# BFD Fault ?



## IRobot (May 24, 2008)

My BFD (FBQ2496) has started making a clicking sound with a flashing "1." as the only thing being displayed. My system wasn't being used at the time. I was upstairs and heard the subwoofers suddenly start beating (in harmony with the clicking). I've pulled the plug but it hasn't helped. None of the buttons do anything.

Any ideas ?


----------



## Wayne A. Pflughaupt (Apr 13, 2006)

Sounds like it's toast, especially of none of the buttons work...

Regards,
Wayne


----------



## IRobot (May 24, 2008)

That's the third one that's broken down over the last few years. They're not very reliable are they. At least they're quite cheap. Are there any alternatives to a BFD that are more reliable?


----------



## OvalNut (Jul 18, 2006)

Agreed with Wayne, seems like it went doorstop on you. The first FBQ2496 I had did something similar right out of the box. When I turned it on, all I got was a click...click...click from what sounded like a relay misfiring internally. I had a replacement shipped out right away, and all has been well since.


Tim
:drive:


----------



## Wayne A. Pflughaupt (Apr 13, 2006)

> Are there any alternatives to a BFD that are more reliable?


 There are a few other Feedback Destroyer devices on the market, but I know of only one other that’s comparable to the Behringer models, that have user-adjustable filters (most are set automatically, and that’s that). Unfortunately, it’s made by Phonic, which is also a low-end brand.
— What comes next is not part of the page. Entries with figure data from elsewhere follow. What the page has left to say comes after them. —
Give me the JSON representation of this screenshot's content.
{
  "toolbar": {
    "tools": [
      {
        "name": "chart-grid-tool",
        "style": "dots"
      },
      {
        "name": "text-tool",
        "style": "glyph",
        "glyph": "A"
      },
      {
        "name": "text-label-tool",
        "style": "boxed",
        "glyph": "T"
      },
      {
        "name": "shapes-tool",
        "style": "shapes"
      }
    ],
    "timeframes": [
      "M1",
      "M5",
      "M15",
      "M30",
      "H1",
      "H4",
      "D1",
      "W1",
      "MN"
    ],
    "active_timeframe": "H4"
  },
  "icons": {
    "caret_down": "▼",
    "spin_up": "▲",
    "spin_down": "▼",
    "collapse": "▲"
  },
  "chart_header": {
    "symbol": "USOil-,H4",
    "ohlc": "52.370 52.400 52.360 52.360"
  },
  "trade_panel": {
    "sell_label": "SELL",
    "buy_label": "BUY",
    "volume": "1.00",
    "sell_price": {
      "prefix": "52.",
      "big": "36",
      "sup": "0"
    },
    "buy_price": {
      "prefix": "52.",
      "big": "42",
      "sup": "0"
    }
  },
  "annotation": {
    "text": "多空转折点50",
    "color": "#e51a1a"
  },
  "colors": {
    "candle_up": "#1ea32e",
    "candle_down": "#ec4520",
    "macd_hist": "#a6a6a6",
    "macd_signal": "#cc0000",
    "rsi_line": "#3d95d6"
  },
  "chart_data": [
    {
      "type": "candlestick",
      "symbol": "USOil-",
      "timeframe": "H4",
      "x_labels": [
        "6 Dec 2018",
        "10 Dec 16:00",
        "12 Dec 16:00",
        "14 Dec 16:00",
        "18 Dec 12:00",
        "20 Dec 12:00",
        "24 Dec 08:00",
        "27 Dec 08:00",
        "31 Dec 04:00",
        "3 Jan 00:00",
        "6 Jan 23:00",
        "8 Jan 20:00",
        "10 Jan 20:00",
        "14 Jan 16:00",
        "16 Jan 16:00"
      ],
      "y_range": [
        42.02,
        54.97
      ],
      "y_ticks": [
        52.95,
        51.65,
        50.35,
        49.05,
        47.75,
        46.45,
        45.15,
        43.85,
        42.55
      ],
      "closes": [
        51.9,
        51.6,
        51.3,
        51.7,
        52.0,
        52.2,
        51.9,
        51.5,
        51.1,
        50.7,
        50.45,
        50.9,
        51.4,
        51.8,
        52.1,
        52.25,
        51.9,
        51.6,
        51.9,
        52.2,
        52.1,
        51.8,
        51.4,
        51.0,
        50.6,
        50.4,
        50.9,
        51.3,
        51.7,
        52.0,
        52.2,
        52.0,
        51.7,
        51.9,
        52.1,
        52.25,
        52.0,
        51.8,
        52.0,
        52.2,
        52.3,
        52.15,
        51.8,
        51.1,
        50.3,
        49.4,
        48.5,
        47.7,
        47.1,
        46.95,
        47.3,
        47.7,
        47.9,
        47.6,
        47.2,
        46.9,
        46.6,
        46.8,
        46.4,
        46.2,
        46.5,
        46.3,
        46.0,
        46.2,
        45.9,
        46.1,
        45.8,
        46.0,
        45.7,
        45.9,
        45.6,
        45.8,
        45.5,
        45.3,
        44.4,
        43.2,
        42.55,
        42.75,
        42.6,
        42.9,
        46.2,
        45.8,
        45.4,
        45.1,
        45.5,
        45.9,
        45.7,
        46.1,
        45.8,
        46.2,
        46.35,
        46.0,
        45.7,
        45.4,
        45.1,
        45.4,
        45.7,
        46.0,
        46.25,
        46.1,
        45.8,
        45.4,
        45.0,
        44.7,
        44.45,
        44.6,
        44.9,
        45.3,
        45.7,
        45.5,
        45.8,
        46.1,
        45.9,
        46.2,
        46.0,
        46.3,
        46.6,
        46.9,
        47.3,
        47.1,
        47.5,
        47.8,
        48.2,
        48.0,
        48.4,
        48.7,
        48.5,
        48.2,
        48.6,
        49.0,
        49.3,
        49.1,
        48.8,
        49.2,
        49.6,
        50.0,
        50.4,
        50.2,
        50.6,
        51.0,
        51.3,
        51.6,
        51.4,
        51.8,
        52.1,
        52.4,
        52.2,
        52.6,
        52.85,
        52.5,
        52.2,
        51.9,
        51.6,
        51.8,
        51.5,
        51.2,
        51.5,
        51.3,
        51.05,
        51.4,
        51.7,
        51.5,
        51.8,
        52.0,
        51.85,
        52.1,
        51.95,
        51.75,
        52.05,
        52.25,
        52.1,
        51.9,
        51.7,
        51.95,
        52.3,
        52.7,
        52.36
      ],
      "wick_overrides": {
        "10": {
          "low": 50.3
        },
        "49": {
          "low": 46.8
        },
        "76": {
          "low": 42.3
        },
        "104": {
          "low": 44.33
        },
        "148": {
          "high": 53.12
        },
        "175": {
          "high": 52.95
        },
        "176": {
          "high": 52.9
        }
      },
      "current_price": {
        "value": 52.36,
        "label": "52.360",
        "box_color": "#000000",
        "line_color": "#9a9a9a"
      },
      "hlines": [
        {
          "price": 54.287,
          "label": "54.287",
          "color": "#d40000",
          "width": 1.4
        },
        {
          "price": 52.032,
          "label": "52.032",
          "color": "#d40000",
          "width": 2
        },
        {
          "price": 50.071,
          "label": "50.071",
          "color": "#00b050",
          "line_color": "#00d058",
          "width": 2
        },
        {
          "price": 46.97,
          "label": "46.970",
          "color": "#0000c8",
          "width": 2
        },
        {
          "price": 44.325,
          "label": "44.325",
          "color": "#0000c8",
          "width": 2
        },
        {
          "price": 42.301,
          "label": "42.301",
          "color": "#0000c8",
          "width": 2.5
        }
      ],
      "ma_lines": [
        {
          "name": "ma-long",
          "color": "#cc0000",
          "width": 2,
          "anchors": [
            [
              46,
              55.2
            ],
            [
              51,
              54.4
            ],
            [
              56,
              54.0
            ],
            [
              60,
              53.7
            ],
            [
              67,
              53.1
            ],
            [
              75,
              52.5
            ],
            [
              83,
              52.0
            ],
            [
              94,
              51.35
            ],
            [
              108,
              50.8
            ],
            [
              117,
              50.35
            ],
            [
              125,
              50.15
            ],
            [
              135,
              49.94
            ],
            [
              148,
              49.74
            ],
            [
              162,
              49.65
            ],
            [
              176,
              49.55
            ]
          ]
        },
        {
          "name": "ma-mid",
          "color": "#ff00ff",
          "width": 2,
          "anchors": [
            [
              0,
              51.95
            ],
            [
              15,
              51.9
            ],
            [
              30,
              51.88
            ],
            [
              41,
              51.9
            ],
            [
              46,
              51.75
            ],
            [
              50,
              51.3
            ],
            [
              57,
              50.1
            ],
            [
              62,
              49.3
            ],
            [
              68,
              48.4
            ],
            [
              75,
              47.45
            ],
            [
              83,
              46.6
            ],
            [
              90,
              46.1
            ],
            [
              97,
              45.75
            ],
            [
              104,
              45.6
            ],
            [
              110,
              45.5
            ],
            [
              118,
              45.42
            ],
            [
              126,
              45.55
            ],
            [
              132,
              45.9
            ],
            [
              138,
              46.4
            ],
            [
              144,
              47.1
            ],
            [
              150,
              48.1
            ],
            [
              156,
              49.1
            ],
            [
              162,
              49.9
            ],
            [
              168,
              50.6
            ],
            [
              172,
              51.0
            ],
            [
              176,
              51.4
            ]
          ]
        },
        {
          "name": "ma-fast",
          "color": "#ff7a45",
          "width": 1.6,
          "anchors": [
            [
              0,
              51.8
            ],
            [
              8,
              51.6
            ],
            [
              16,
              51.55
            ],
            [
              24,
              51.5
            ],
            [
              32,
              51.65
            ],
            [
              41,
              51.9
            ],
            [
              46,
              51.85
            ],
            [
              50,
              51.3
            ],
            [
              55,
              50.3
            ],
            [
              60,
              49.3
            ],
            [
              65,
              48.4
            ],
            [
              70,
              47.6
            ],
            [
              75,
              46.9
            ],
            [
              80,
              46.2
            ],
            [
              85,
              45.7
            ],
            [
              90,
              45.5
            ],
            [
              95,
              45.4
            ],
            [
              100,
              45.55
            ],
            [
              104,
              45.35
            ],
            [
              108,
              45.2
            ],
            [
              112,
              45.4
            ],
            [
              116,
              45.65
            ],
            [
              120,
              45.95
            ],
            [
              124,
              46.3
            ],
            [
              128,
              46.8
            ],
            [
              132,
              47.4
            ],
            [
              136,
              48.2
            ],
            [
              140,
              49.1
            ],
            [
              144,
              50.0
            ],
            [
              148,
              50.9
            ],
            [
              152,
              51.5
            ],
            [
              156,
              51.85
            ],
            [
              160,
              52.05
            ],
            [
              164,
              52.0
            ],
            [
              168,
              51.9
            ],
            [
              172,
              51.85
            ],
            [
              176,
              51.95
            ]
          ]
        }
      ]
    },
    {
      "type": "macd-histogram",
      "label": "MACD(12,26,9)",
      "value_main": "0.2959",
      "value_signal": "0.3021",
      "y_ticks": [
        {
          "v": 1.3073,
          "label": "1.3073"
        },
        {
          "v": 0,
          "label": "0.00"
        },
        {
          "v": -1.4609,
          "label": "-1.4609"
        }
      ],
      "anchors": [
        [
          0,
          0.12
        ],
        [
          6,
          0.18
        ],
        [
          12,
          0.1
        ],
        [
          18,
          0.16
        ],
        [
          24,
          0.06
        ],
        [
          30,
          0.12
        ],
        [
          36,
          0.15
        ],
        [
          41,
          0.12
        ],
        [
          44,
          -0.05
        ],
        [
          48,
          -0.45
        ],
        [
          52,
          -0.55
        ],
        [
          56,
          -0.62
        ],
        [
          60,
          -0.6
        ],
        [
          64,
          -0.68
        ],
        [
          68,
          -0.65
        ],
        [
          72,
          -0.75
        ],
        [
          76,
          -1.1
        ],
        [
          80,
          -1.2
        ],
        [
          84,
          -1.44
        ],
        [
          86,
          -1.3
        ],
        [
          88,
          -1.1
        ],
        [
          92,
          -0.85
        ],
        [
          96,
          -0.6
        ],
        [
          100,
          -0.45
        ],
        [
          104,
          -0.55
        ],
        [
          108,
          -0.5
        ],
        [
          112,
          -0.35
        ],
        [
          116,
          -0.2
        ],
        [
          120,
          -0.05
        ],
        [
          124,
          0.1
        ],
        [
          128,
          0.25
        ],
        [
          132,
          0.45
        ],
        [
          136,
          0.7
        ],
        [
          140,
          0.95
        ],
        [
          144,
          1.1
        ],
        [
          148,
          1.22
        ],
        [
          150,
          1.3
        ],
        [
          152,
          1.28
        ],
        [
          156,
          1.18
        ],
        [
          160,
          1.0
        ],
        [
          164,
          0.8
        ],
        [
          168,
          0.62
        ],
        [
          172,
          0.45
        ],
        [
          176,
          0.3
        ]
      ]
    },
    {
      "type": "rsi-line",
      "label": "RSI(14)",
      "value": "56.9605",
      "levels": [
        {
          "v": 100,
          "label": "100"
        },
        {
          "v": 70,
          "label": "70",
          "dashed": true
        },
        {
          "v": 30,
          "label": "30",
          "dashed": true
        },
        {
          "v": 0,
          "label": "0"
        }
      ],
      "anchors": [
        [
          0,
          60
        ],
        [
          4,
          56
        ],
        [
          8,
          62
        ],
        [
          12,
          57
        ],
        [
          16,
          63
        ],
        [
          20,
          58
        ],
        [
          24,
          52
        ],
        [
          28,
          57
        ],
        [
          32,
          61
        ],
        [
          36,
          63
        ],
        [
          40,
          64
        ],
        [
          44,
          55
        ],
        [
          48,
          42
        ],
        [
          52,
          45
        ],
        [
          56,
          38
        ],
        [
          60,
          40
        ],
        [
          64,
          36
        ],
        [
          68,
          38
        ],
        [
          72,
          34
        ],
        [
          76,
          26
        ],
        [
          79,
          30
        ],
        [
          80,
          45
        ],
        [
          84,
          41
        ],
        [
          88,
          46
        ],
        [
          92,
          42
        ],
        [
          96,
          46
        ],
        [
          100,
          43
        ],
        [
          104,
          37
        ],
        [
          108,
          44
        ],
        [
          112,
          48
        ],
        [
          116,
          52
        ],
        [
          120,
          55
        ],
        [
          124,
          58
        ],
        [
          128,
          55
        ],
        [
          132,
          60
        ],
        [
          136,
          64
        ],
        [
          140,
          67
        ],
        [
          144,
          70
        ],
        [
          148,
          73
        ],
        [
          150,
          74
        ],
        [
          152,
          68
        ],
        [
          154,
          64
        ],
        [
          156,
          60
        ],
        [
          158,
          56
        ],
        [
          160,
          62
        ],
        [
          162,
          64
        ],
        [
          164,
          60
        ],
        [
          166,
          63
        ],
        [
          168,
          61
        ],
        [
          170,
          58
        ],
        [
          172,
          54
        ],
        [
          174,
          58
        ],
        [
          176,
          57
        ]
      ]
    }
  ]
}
If you want a “more regular” regular parametric EQ that doesn’t have a bazillion filters, there’s an “alternatives to the BFD” sticky thread on the main page of this Forum that has some options.

Regards,
Wayne


----------



## jmps (Feb 22, 2007)

I am having the same problem with my 2496 as well. Anyone else have ideas how to fix this short of a replacement.


----------



## Wayne A. Pflughaupt (Apr 13, 2006)

I expect that only a bench tech could tell you that...

Regards,
Wayne


----------



## IRobot (May 24, 2008)

No luck with my BFD. I tried switching it on with the Reset button pressed and then wait a few seconds before releasing it. The only thing that happened was that the flashing "1." disappeared so I had a completely blank display but it kept on clicking.


----------



## jmps (Feb 22, 2007)

I opened the unit up and pushed on the connector that went from the power supply to the rear panel. That solved the problem.


----------



## OvalNut (Jul 18, 2006)

Great info!

Did it seem like the connector was just loose, or that it may have been an internal break within the connector itself?


Tim
:drive:


----------



## jmps (Feb 22, 2007)

I think the connector may have an issue itself. If the problem shows up again I am going to cut off the hot glue and resolder the wires or replace it. For now just pushing in the wires and pushing down on the connector worked. This is not a ribbon connector. It is the power connector with several black wires and one red wire.


----------



## gmontem (Jun 7, 2010)

I came across this problem a while ago, but jmps's post did the trick. 

For those interested in opening up their unit, you only need to remove the top panel cover (6 screws).


----------